Measurements and main results: Samples were analyzed in real-time with an 11-parameter quantitative MDSC assay. Two physician adjudications of infection were performed through a blinded review of medical records. MDSC and other cell counts were compared between subjects with and without posttraumatic infection using non-parametric methods. Data are presented as medians (25th-75th percentile). The area under the receiver operating characteristic (ROC) curves were used to assess the accuracy of cell counts for diagnosing infection. Most subjects (n = 39) were male (79%) with a median age of 48 (interquartile range [IQR] 32-65), Injury Severity Score of 29 (IQR 21-41), and ICU length of stay of 13 days (IQR 8-19). Twenty-one (54%) developed an infection and 11 (28%) of the cohort died. We compared total MDSC (T-MDSC) counts closest to the day of infection diagnosis with the initial T-MDSC counts in subjects without infection.
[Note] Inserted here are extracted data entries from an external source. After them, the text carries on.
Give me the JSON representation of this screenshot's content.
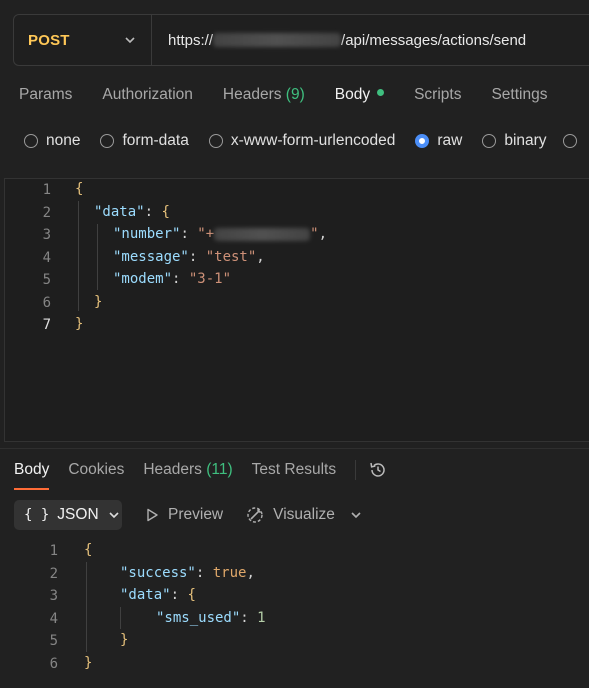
{
  "request": {
    "method": "POST",
    "url_prefix": "https://",
    "url_suffix": "/api/messages/actions/send"
  },
  "request_tabs": [
    {
      "label": "Params"
    },
    {
      "label": "Authorization"
    },
    {
      "label": "Headers",
      "count": "(9)"
    },
    {
      "label": "Body"
    },
    {
      "label": "Scripts"
    },
    {
      "label": "Settings"
    }
  ],
  "body_types": [
    "none",
    "form-data",
    "x-www-form-urlencoded",
    "raw",
    "binary"
  ],
  "body_type_selected": "raw",
  "request_body": {
    "line_numbers": [
      "1",
      "2",
      "3",
      "4",
      "5",
      "6",
      "7"
    ],
    "open_brace": "{",
    "close_brace": "}",
    "data_key": "\"data\"",
    "number_key": "\"number\"",
    "number_value_prefix": "\"+",
    "number_value_suffix": "\"",
    "message_key": "\"message\"",
    "message_value": "\"test\"",
    "modem_key": "\"modem\"",
    "modem_value": "\"3-1\""
  },
  "response_tabs": [
    {
      "label": "Body"
    },
    {
      "label": "Cookies"
    },
    {
      "label": "Headers",
      "count": "(11)"
    },
    {
      "label": "Test Results"
    }
  ],
  "response_toolbar": {
    "format_icon": "{ }",
    "format_label": "JSON",
    "preview_label": "Preview",
    "visualize_label": "Visualize"
  },
  "response_body": {
    "line_numbers": [
      "1",
      "2",
      "3",
      "4",
      "5",
      "6"
    ],
    "success_key": "\"success\"",
    "success_value": "true",
    "data_key": "\"data\"",
    "sms_used_key": "\"sms_used\"",
    "sms_used_value": "1"
  },
  "colors": {
    "method": "#ffc857",
    "accent_active_tab": "#ff6c37",
    "count_green": "#3fbf7f",
    "radio_selected": "#4b8ef7"
  }
}
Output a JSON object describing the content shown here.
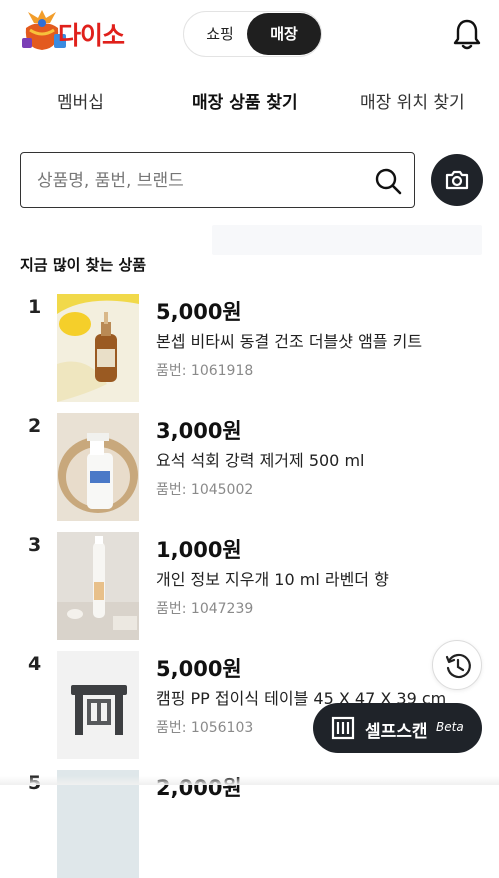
{
  "header": {
    "logo_text": "다이소",
    "segment": {
      "shopping": "쇼핑",
      "store": "매장"
    }
  },
  "tabs": [
    {
      "label": "멤버십"
    },
    {
      "label": "매장 상품 찾기"
    },
    {
      "label": "매장 위치 찾기"
    }
  ],
  "search": {
    "placeholder": "상품명, 품번, 브랜드"
  },
  "section_title": "지금 많이 찾는 상품",
  "products": [
    {
      "rank": "1",
      "price": "5,000원",
      "name": "본셉 비타씨 동결 건조 더블샷 앰플 키트",
      "code": "품번: 1061918"
    },
    {
      "rank": "2",
      "price": "3,000원",
      "name": "요석 석회 강력 제거제 500 ml",
      "code": "품번: 1045002"
    },
    {
      "rank": "3",
      "price": "1,000원",
      "name": "개인 정보 지우개 10 ml 라벤더 향",
      "code": "품번: 1047239"
    },
    {
      "rank": "4",
      "price": "5,000원",
      "name": "캠핑 PP 접이식 테이블 45 X 47 X 39 cm",
      "code": "품번: 1056103"
    },
    {
      "rank": "5",
      "price": "2,000원",
      "name": "",
      "code": ""
    }
  ],
  "selfscan": {
    "label": "셀프스캔",
    "beta": "Beta"
  },
  "colors": {
    "brand_red": "#e0201b",
    "dark": "#1f2329"
  }
}
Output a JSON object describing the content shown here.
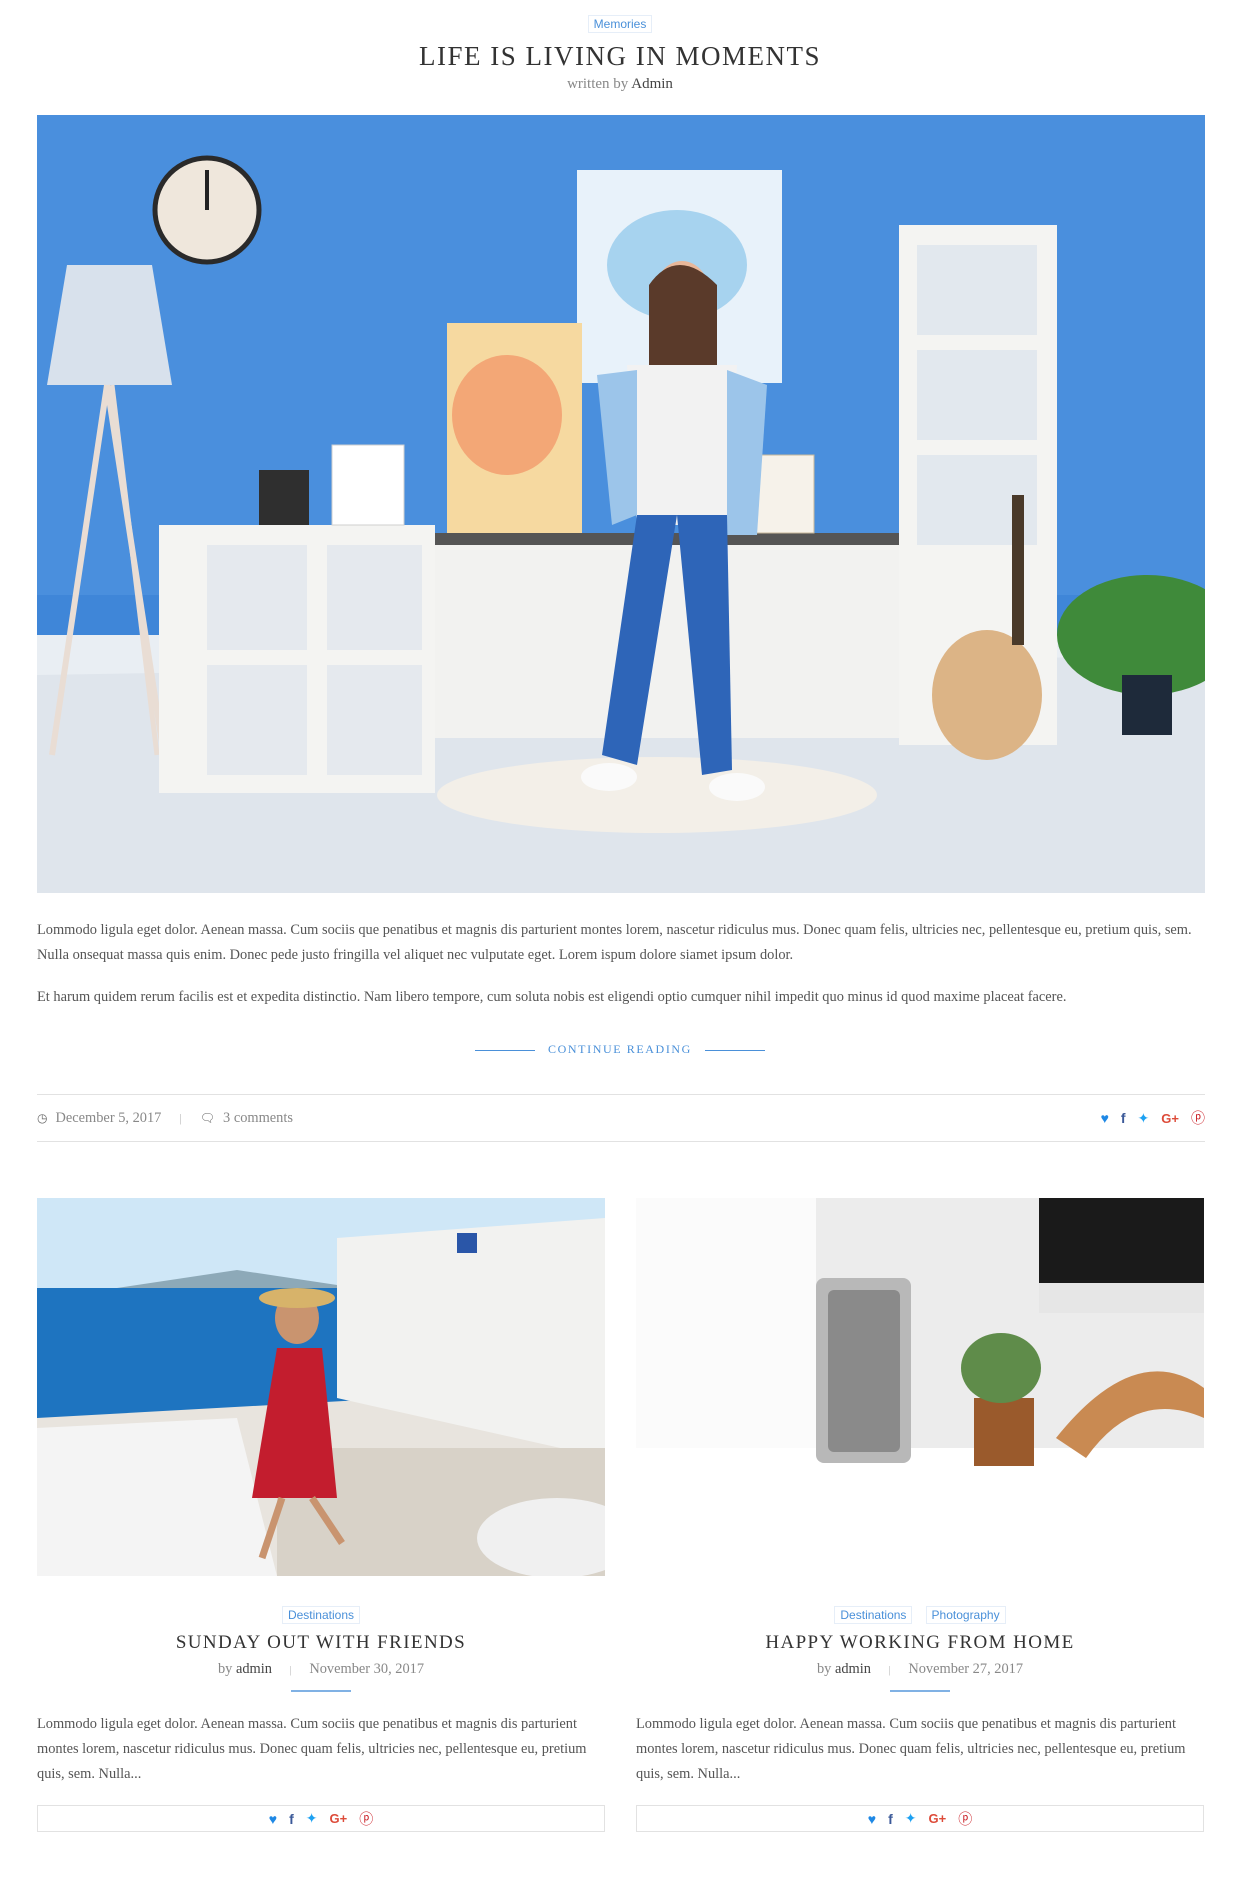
{
  "featured": {
    "category": "Memories",
    "title": "LIFE IS LIVING IN MOMENTS",
    "byline_prefix": "written by",
    "author": "Admin",
    "paragraph1": "Lommodo ligula eget dolor. Aenean massa. Cum sociis que penatibus et magnis dis parturient montes lorem, nascetur ridiculus mus. Donec quam felis, ultricies nec, pellentesque eu, pretium quis, sem. Nulla onsequat massa quis enim. Donec pede justo fringilla vel aliquet nec vulputate eget. Lorem ispum dolore siamet ipsum dolor.",
    "paragraph2": "Et harum quidem rerum facilis est et expedita distinctio. Nam libero tempore, cum soluta nobis est eligendi optio cumquer nihil impedit quo minus id quod maxime placeat facere.",
    "continue_label": "CONTINUE READING",
    "date": "December 5, 2017",
    "comments": "3 comments"
  },
  "share_icons": {
    "heart": "♥",
    "facebook": "f",
    "twitter": "🐦",
    "google_plus": "G+",
    "pinterest": "℗"
  },
  "colors": {
    "accent": "#4a90d9",
    "heart": "#1e88e5",
    "facebook": "#3b5998",
    "twitter": "#1da1f2",
    "google_plus": "#dd4b39",
    "pinterest": "#cb2027"
  },
  "posts": [
    {
      "categories": [
        "Destinations"
      ],
      "title": "SUNDAY OUT WITH FRIENDS",
      "by_prefix": "by",
      "author": "admin",
      "date": "November 30, 2017",
      "excerpt": "Lommodo ligula eget dolor. Aenean massa. Cum sociis que penatibus et magnis dis parturient montes lorem, nascetur ridiculus mus. Donec quam felis, ultricies nec, pellentesque eu, pretium quis, sem. Nulla..."
    },
    {
      "categories": [
        "Destinations",
        "Photography"
      ],
      "title": "HAPPY WORKING FROM HOME",
      "by_prefix": "by",
      "author": "admin",
      "date": "November 27, 2017",
      "excerpt": "Lommodo ligula eget dolor. Aenean massa. Cum sociis que penatibus et magnis dis parturient montes lorem, nascetur ridiculus mus. Donec quam felis, ultricies nec, pellentesque eu, pretium quis, sem. Nulla..."
    }
  ]
}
T-MDSC counts were higher in those with infection compared to those without infection (696 [368-974] and 304 [181-404] cells/μL, respectively; p < 0.001). Lymphocyte, neutrophil, and CD45+ leukocyte counts were not statistically different between the groups. The area under the ROC curve distinguishing those with infection from those without for T-MDSC was 0.83 (p < 0.001).
Conclusions: MDSC counts determined by quantitative whole blood flow cytometrics can detect posttraumatic infection and may be useful to guide further diagnostic testing in critically ill trauma victims.